Eine bei Sonderdelikten mögliche Beteiligung der Beklagten als Motorherstellerin im Sinne des § 830 Abs. 2 BGB an einer deliktischen Schädigung des Fahrzeugherstellers, die ebenfalls geeignet gewesen wäre, ihre deliktische Haftung zu begründen, kam nach den nicht beachtlich angegriffenen Feststellungen des Berufungsgerichts nicht in Betracht. Zwar kann Beihilfe auch zu Sonderdelikten geleistet werden, bei denen der Gehilfe nicht Täter sein kann.
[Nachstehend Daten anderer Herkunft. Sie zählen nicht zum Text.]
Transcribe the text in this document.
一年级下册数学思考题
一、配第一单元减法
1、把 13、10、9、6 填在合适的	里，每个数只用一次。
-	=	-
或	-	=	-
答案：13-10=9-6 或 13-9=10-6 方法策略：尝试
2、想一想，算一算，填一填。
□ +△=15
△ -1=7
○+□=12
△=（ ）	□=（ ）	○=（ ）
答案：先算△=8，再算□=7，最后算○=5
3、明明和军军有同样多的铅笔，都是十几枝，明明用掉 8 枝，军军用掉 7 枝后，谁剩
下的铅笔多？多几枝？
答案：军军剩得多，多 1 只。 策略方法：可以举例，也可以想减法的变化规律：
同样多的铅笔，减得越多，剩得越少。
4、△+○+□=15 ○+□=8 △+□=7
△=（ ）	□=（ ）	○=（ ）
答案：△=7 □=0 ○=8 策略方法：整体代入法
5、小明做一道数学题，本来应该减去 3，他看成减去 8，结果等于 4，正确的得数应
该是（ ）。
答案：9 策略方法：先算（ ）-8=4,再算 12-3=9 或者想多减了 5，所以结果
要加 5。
Voraussetzung ist allerdings nicht nur, dass der Gehilfe mit doppeltem Vorsatz hinsichtlich der fremden rechtswidrigen Tat und der eigenen Unterstützungsleistung gehandelt hat. Bedingung einer Beteiligung ist vielmehr weiter eine Vorsatztat des Fahrzeugherstellers. Die vorsätzliche Förderung einer fahrlässigen Tat erfüllt die Voraussetzungen des § 830 Abs. 2 BGB nicht. Eine Vorsatztat des Fahrzeugherstellers hat das Berufungsgericht, ohne dass die Revision dem beachtlich entgegengetreten wäre, nicht festgestellt.